Tuesday, May 7, 2019

Can't Take the Summer Heat? Too Bad You're Not in a Chevrolet


The hot, dry season started early this year, according to PAGASA. Moreover, summer temperatures in Southeast Asia are forecast to be hotter than normal this year, according to the ASEAN Specialized Meteorological Center (ASMC).

Now, think about how hot the interior of your car could feel.

Researchers found that if a car sits parked in the sun on a hot day, the interior temperature can reach 46 degrees Celsius  and the dashboard may exceed 73 degrees Celsius—hot enough to be fatal for vulnerable occupants such as small children or family pets. Even when outside temperatures are mild, experts say car interiors can heat up to dangerous levels, making it imperative to never leave a person or pet inside a closed car without the air conditioning on.

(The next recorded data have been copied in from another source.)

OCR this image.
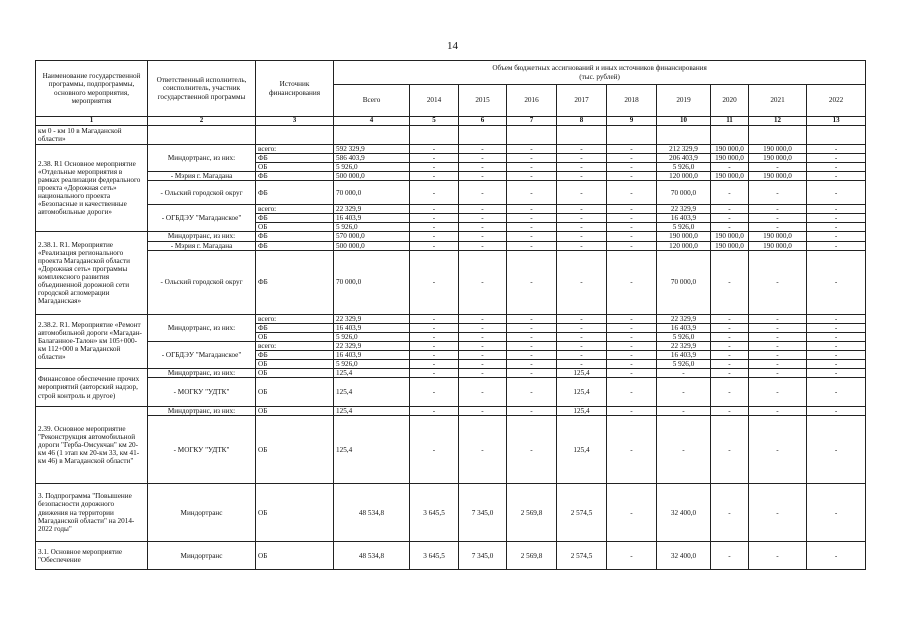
14
Наименование государственной программы, подпрограммы, основного мероприятия, мероприятия	Ответственный исполнитель, соисполнитель, участник государственной программы	Источник финансирования	Объем бюджетных ассигнований и иных источников финансирования
(тыс. рублей)									
			Всего	2014	2015	2016	2017	2018	2019	2020	2021	2022
1	2	3	4	5	6	7	8	9	10	11	12	13
км 0 - км 10 в Магаданской области»												
2.38. R1 Основное мероприятие «Отдельные мероприятия в рамках реализации федерального проекта «Дорожная сеть» национального проекта «Безопасные и качественные автомобильные дороги»	Миндортранс, из них:	всего:	592 329,9	-	-	-	-	-	212 329,9	190 000,0	190 000,0	-
		ФБ	586 403,9	-	-	-	-	-	206 403,9	190 000,0	190 000,0	-
		ОБ	5 926,0	-	-	-	-	-	5 926,0	-	-	-
	- Мэрия г. Магадана	ФБ	500 000,0	-	-	-	-	-	120 000,0	190 000,0	190 000,0	-
	- Ольский городской округ	ФБ	70 000,0	-	-	-	-	-	70 000,0	-	-	-
	- ОГБДЭУ "Магаданское"	всего:	22 329,9	-	-	-	-	-	22 329,9	-	-	-
		ФБ	16 403,9	-	-	-	-	-	16 403,9	-	-	-
		ОБ	5 926,0	-	-	-	-	-	5 926,0	-	-	-
2.38.1. R1. Мероприятие «Реализация регионального проекта Магаданской области «Дорожная сеть» программы комплексного развития объединенной дорожной сети городской агломерации Магаданская»	Миндортранс, из них:	ФБ	570 000,0	-	-	-	-	-	190 000,0	190 000,0	190 000,0	-
	- Мэрия г. Магадана	ФБ	500 000,0	-	-	-	-	-	120 000,0	190 000,0	190 000,0	-
	- Ольский городской округ	ФБ	70 000,0	-	-	-	-	-	70 000,0	-	-	-
2.38.2. R1. Мероприятие «Ремонт автомобильной дороги «Магадан-Балаганное-Талон» км 105+000-км 112+000 в Магаданской области»	Миндортранс, из них:	всего:	22 329,9	-	-	-	-	-	22 329,9	-	-	-
		ФБ	16 403,9	-	-	-	-	-	16 403,9	-	-	-
		ОБ	5 926,0	-	-	-	-	-	5 926,0	-	-	-
	- ОГБДЭУ "Магаданское"	всего:	22 329,9	-	-	-	-	-	22 329,9	-	-	-
		ФБ	16 403,9	-	-	-	-	-	16 403,9	-	-	-
		ОБ	5 926,0	-	-	-	-	-	5 926,0	-	-	-
Финансовое обеспечение прочих мероприятий (авторский надзор, строй контроль и другое)	Миндортранс, из них:	ОБ	125,4	-	-	-	125,4	-	-	-	-	-
	- МОГКУ "УДТК"	ОБ	125,4	-	-	-	125,4	-	-	-	-	-
2.39. Основное мероприятие "Реконструкция автомобильной дороги "Герба-Омсукчан" км 20-км 46 (1 этап км 20-км 33, км 41-км 46) в Магаданской области"	Миндортранс, из них:	ОБ	125,4	-	-	-	125,4	-	-	-	-	-
	- МОГКУ "УДТК"	ОБ	125,4	-	-	-	125,4	-	-	-	-	-
3. Подпрограмма "Повышение безопасности дорожного движения на территории Магаданской области" на 2014-2022 годы"	Миндортранс	ОБ	48 534,8	3 645,5	7 345,0	2 569,8	2 574,5	-	32 400,0	-	-	-
3.1. Основное мероприятие "Обеспечение	Миндортранс	ОБ	48 534,8	3 645,5	7 345,0	2 569,8	2 574,5	-	32 400,0	-	-	-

If your vehicle is equipped with a remote start system such as those in certain Chevrolet models, use it to cool down the cabin temperature before driving off. Moreover, the remote start key fob can also open all windows for quick ventilation and quicker cool down even before the driver sets out.

Moreover, Chevrolet says their A/C systems are designed to cool down the interior to a comfortable level in just a few minutes, even for those seating in the back.

Chevrolet customers stay cool and comfortable even on the hottest days because General Motors Global Product Development engineers test vehicle aircon systems in external temperatures up to 46 degrees Celsius to assure reliable system performance.

Thermal testing of air conditioning systems typically requires driving test vehicles for thousands of miles in both real world and simulated environments. Engineers conduct these tests at GM’s Desert Proving Grounds in Yuma, Arizona, USA, where summer temperatures reach 42 degrees Celsius, and in GM’s climatic test laboratories at even higher temperatures.

In both real world and laboratory environments, vehicles are subjected to high “solar load”—the heat generated from maximum exposure to sunlight. Then, GM test engineers drive the vehicles at a steady speed to ensure the air conditioner is capable of cooling the interior to a comfortable temperature within minutes.

According to experts, light-colored vehicles, interior and exterior, typically cool down more quickly than dark-colored vehicles because darker colors absorb more heat from sunlight than lighter colors. As a result, light-colored vehicles can be about 5 degrees Celsius cooler than dark-colored vehicles when subjected to the same amount of solar load. Additionally, tinted glass can help reduce heat load inside vehicles by nearly 80 percent.